Он совсем недавно на фронт ушел.
Уж мать наша по нему, по милому ее сердцу Васеньке, сколько-сколько слез пролила! Прошел Климов, живой и здоровый, молчаливый…
И вот я увидел Наденьку. Как темны ее волосы, как легка на ней солдатская шинель! Я всматриваюсь в ее лицо. Глаза у нее большие, совсем не грустные, темные, а прозрачные, как всегда. Голос ее негромок, как будто себе самой говорит:
– Залетку моего жду. Весточки все нет и нет… Не уберегла его. Мало мы были с ним. Захочет ли разыскать меня после госпиталя, вспомнит ли?… Увидеть ли мне Андрюшеньку? Догадается ли, что жду его, что нет радости желанней, чем свидеться с ним?

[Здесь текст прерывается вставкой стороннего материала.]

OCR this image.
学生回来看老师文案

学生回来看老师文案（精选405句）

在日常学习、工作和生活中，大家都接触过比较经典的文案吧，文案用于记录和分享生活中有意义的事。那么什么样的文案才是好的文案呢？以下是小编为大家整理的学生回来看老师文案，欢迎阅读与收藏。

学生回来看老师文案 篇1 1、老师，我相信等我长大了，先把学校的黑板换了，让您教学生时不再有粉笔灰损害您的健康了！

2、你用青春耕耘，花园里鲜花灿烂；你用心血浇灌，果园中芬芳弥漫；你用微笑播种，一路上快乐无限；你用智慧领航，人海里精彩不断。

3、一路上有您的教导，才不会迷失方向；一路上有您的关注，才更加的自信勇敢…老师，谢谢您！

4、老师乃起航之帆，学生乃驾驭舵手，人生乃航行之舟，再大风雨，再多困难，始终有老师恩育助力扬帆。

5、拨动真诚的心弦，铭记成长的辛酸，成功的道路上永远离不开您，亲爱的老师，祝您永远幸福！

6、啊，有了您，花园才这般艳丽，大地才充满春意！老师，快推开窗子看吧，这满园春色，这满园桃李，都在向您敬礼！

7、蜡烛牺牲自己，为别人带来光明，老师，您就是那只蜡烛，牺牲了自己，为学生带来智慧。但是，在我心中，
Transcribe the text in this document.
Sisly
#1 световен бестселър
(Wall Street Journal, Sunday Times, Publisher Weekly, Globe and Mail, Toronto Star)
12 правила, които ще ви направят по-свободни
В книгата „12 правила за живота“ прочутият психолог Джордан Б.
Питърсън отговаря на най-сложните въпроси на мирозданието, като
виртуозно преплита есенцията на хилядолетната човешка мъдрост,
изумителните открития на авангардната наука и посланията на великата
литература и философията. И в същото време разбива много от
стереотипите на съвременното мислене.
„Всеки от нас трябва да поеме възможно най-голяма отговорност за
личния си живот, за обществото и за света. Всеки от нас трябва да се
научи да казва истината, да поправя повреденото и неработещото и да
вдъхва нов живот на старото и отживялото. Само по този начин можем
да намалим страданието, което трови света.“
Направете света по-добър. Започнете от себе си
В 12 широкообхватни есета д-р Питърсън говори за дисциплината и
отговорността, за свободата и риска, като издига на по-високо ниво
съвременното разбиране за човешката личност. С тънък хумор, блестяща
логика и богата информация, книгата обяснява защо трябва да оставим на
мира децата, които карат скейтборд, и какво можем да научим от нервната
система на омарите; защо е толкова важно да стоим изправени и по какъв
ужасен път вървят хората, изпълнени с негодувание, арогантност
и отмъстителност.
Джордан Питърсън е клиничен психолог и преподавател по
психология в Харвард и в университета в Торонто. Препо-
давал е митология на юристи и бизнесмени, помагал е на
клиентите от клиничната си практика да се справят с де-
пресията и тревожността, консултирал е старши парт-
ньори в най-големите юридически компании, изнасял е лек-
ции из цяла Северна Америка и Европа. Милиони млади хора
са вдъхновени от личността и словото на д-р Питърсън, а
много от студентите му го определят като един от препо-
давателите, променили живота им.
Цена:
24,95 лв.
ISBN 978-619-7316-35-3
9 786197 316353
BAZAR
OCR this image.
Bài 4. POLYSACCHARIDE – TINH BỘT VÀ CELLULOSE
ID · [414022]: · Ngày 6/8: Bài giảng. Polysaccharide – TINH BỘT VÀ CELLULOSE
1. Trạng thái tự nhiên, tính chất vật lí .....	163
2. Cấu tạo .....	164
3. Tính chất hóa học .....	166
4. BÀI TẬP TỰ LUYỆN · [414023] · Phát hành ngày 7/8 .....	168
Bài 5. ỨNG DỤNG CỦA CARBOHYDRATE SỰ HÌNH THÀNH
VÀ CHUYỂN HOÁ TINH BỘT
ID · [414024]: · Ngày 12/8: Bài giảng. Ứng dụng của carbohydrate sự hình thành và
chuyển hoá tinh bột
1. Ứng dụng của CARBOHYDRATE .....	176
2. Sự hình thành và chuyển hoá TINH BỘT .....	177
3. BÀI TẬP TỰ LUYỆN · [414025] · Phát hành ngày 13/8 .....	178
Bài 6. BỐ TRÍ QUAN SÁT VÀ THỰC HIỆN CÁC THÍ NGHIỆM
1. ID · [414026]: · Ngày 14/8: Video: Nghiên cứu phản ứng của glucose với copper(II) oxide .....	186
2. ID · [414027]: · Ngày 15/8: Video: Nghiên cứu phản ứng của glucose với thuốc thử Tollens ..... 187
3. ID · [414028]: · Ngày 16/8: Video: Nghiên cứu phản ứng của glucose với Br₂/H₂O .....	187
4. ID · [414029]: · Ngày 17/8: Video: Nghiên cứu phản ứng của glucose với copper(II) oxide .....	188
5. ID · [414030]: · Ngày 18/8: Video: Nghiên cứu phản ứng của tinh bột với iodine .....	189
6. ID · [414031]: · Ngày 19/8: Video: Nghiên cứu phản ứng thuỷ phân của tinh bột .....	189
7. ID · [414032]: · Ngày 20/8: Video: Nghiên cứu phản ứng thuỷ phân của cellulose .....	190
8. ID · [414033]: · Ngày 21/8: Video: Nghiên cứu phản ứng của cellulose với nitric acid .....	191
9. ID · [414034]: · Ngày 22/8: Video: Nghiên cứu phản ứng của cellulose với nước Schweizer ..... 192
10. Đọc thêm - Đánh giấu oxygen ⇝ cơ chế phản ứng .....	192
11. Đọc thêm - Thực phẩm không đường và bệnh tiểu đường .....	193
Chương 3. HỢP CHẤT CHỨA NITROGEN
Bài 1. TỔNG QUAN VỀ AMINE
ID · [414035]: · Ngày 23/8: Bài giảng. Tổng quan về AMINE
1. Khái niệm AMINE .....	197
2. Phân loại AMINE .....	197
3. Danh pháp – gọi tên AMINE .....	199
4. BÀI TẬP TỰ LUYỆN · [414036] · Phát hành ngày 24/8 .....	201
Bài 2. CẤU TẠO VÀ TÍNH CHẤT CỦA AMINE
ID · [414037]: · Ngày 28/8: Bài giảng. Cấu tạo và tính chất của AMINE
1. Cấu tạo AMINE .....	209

У нее бледное лицо. Я смотрю и смотрю на него, чтобы получше рассмотреть. Но тут что-то мешает мне. Я просыпаюсь. Палата. Утренний свет. Окно. Черный шумливый грузовичок, качнув бортами, резко выбежал за ворота, поднялся на пригорок и, застыв на мгновение и выпустив сизоватое облачко, превратился в тающую тень. Я окончательно просыпаюсь. Летучая пыль, рожденная тремя жаркими днями, обозначила в воздухе след машины, а он вызвал мысль о возвращении в часть. Вскоре меня выписали из госпиталя.
Двадцать километров… Я пройду их за четыре часа, и могу даже быстрее, много быстрее. А найду ли Наденьку?
Все живое и на нашем и на чужой берегу затаилось, и уже спят желтоспинные окуни, которые и сейчас, в августе, тоже помнят, наверное, июньские ночи. Очень приблизительно, совсем нетвердо (мне и неловко было расспрашивать) могу указать я направление, в котором ушел отдельный стрелковый батальон. В ту сторону текла река, словно указывая верную дорогу. Тростник говорил о скорой осени; днем я слышал, как прозвенел первый желтый лист. Вода же была тепла.